A Secretaria de Fazenda deu início, nesta segunda-feira (02), à segunda etapa da Reforma Administrativa Pública Estadual, que corresponde à revisão de todos os contratos firmados na gestão passada.

De acordo com o secretário Paulo Brustolin, o objetivo é renegociar valores ou, até mesmo, cancelar contratos, para alcançar a meta de reduzir R$ 1,3 bilhão em custos operacionais, ainda neste ano. O valor é o equivalente a 7% do custo total da máquina.

“As secretarias do Estado vinham sendo gerenciadas como ilhas e a atual administração quer um gerenciamento global da máquina. Vamos montar um sistema de informações para que o governo possa centralizar dados e números, para que possamos disponibilizar para o governador em tempo real os custos operacionais do Estado”, disse.

Além de Brustolin,  participam do grupo de trabalho os secretários de Planejamento (Seplan), Marco Marrafon, e de Gestão, Júlio Modesto. 

A equipe terá o prazo de 60 dias para a conclusão dos estudos. Em seguida, a segunda etapa da reforma administrativa será encaminhada como projeto de lei para ser apreciado na Assembleia Legislativa.

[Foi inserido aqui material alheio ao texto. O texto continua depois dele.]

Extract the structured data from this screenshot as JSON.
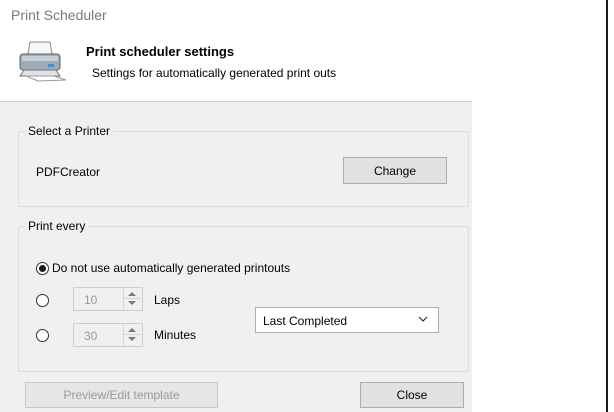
{
  "window": {
    "title": "Print Scheduler"
  },
  "header": {
    "icon": "printer-icon",
    "title": "Print scheduler settings",
    "subtitle": "Settings for automatically generated print outs"
  },
  "printer_group": {
    "label": "Select a Printer",
    "printer_name": "PDFCreator",
    "change_label": "Change"
  },
  "print_every_group": {
    "label": "Print every",
    "options": [
      {
        "label": "Do not use automatically generated printouts",
        "checked": true
      },
      {
        "label": "Laps",
        "value": "10",
        "checked": false
      },
      {
        "label": "Minutes",
        "value": "30",
        "checked": false
      }
    ],
    "mode_select": {
      "value": "Last Completed"
    }
  },
  "footer": {
    "preview_label": "Preview/Edit template",
    "close_label": "Close"
  }
}
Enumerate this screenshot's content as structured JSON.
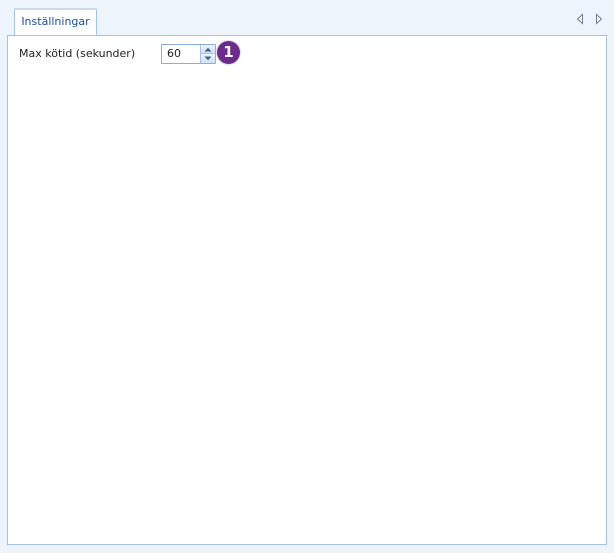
{
  "tabs": [
    {
      "label": "Inställningar",
      "active": true
    }
  ],
  "tab_navigation": {
    "prev_icon": "triangle-left-icon",
    "next_icon": "triangle-right-icon"
  },
  "settings": {
    "max_queue_time": {
      "label": "Max kötid (sekunder)",
      "value": "60"
    }
  },
  "callout": {
    "number": "1",
    "color": "#6b2c8c"
  },
  "colors": {
    "background": "#eef4fb",
    "panel_border": "#a6c3e0",
    "tab_text": "#1f4e96"
  }
}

“Iremos fazer a revisão rigorosa de cada contrato firmado com cada secretaria. Todos os secretários serão acionados pelo Tesouro Estadual a participar da ação, assim como todos os grandes prestadores de serviço, que terão os contratos revistos”, afirmou Brustolin. 

Primeira etapa

A primeira parte da reforma do Governo foi encaminhada à Assembleia na última terça-feira (24) pelo secretário-chefe da Casa Civil, Paulo Taques.

O trabalho levou 50 dias para ser concluído.

O projeto extingue 1.105 cargos comissionados, o que representa 25% desses funcionários e uma economia de R$ 146 milhões ao ano, segundo projeção do Governo.

O Governo estima economizar mais de R$ 25 milhões por ano, caso a proposta seja aprovada.

No entanto, a primeira etapa representar uma economia de apenas 1,4% nas despesas do Estado.

O secretário Marco Marrafon minimizou os cortes e afirmou que as exonerações foram feitas de forma “responsável”.

“Os cortes foram feitos de forma responsável, com muito cuidado, após avaliação minuciosa de cada cargo e cada competência. Foram extintos aqueles que se constituíam em um entrave burocrático desnecessário e mantidos os considerados prioritários, sendo suas competências devidamente delimitadas”, explicou.